Aber nicht nur materielle Besitztümer können als begehrenswerte Schätze betrachtet werden, sondern auch das Vorankommen, die Ehre und das Ansehen in der Welt, ja, alles, was unser Herz in seinen Bann schlägt und wodurch wir von der treuen Nachfolge unseres Herrn abgelenkt werden. Wenn das Streben nach solchen Dingen unsere Gedankenwelt beschäftigt, wird unser wahrer Herzenszustand offenbar. „Liebt nicht die Welt noch was in der Welt ist.
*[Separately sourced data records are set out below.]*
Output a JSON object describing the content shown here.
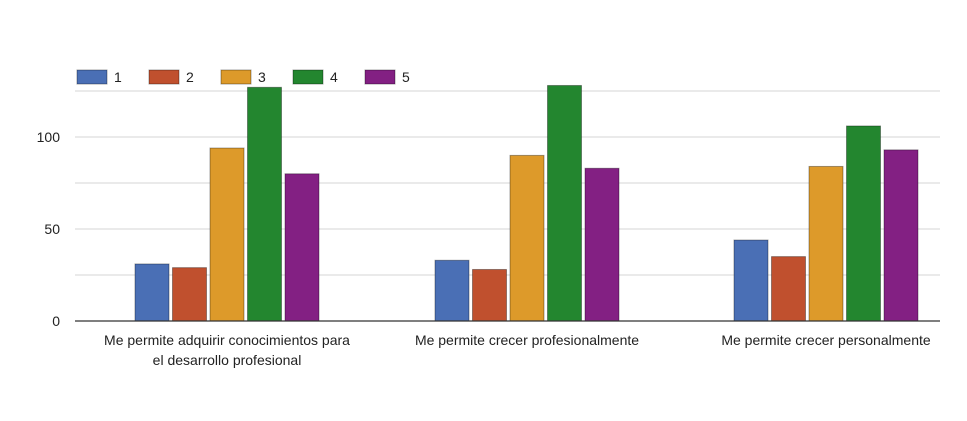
{
  "chart_data": {
    "type": "bar",
    "title": "",
    "xlabel": "",
    "ylabel": "",
    "categories": [
      [
        "Me permite adquirir conocimientos para",
        "el desarrollo profesional"
      ],
      [
        "Me permite crecer profesionalmente"
      ],
      [
        "Me permite crecer personalmente"
      ]
    ],
    "series": [
      {
        "name": "1",
        "color": "#4a6fb5",
        "values": [
          31,
          33,
          44
        ]
      },
      {
        "name": "2",
        "color": "#c0502e",
        "values": [
          29,
          28,
          35
        ]
      },
      {
        "name": "3",
        "color": "#dd9a2a",
        "values": [
          94,
          90,
          84
        ]
      },
      {
        "name": "4",
        "color": "#23862f",
        "values": [
          127,
          128,
          106
        ]
      },
      {
        "name": "5",
        "color": "#832083",
        "values": [
          80,
          83,
          93
        ]
      }
    ],
    "ylim": [
      0,
      125
    ],
    "yticks": [
      0,
      50,
      100
    ],
    "grid": true,
    "legend_position": "top-left"
  }
}
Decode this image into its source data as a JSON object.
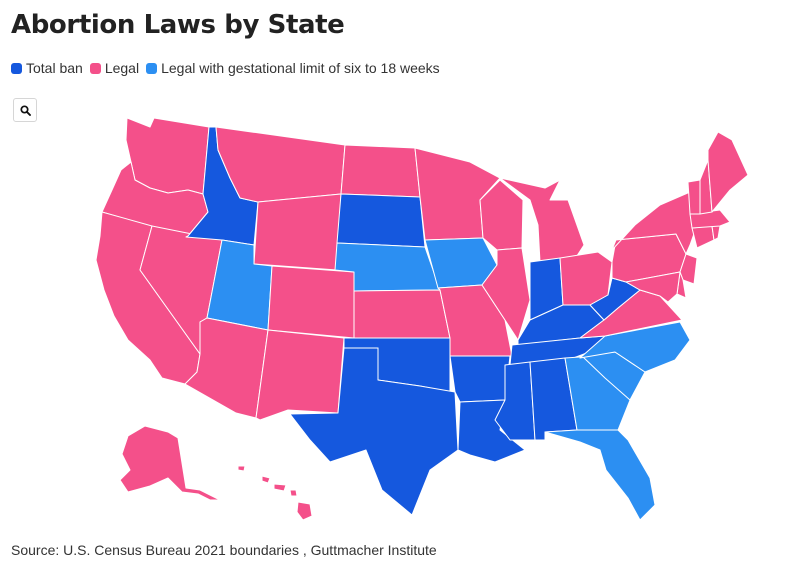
{
  "title": "Abortion Laws by State",
  "legend": [
    {
      "label": "Total ban",
      "color": "#1558de"
    },
    {
      "label": "Legal",
      "color": "#f4508a"
    },
    {
      "label": "Legal with gestational limit of six to 18 weeks",
      "color": "#2c8ff2"
    }
  ],
  "search_icon": "magnifier-icon",
  "colors": {
    "total_ban": "#1558de",
    "legal": "#f4508a",
    "gestational_limit": "#2c8ff2",
    "border": "#ffffff"
  },
  "states": {
    "WA": "legal",
    "OR": "legal",
    "CA": "legal",
    "NV": "legal",
    "ID": "total_ban",
    "MT": "legal",
    "WY": "legal",
    "UT": "gestational_limit",
    "AZ": "legal",
    "CO": "legal",
    "NM": "legal",
    "ND": "legal",
    "SD": "total_ban",
    "NE": "gestational_limit",
    "KS": "legal",
    "OK": "total_ban",
    "TX": "total_ban",
    "MN": "legal",
    "IA": "gestational_limit",
    "MO": "legal",
    "AR": "total_ban",
    "LA": "total_ban",
    "WI": "legal",
    "IL": "legal",
    "MI": "legal",
    "IN": "total_ban",
    "OH": "legal",
    "KY": "total_ban",
    "TN": "total_ban",
    "MS": "total_ban",
    "AL": "total_ban",
    "GA": "gestational_limit",
    "FL": "gestational_limit",
    "SC": "gestational_limit",
    "NC": "gestational_limit",
    "VA": "legal",
    "WV": "total_ban",
    "PA": "legal",
    "NY": "legal",
    "NJ": "legal",
    "DE": "legal",
    "MD": "legal",
    "CT": "legal",
    "RI": "legal",
    "MA": "legal",
    "VT": "legal",
    "NH": "legal",
    "ME": "legal",
    "AK": "legal",
    "HI": "legal"
  },
  "watermark": "",
  "source": "Source: U.S. Census Bureau 2021 boundaries , Guttmacher Institute"
}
Wenn jemand die Welt liebt, so ist die Liebe des Vaters nicht in ihm; denn alles, was in der Welt ist, die Lust des Fleisches und die Lust der Augen und der Hochmut des Lebens, ist nicht von dem Vater, sondern ist von der Welt. Und die Welt vergeht und ihre Lust; wer aber den Willen Gottes tut, bleibt in Ewigkeit“ (1. Joh 2,15–17).

Alle diese vermeintlichen „Schätze“ sind vergänglich und nichtig. Wer sich danach ausstreckt, erliegt einer gefährlichen Selbsttäuschung. Aber noch trauriger ist, dass das Herz dadurch von den wahren Schätzen abgelenkt und abgezogen wird.

Bleibende Schätze

„Sammelt euch aber Schätze im Himmel.“ Diese bleibenden und wahren Schätze sind nicht auf der Erde, d. h. in dieser Welt, zu finden, sondern im Himmel. Dorthin lenkt der Herr Jesus jetzt den Blick seiner Jünger.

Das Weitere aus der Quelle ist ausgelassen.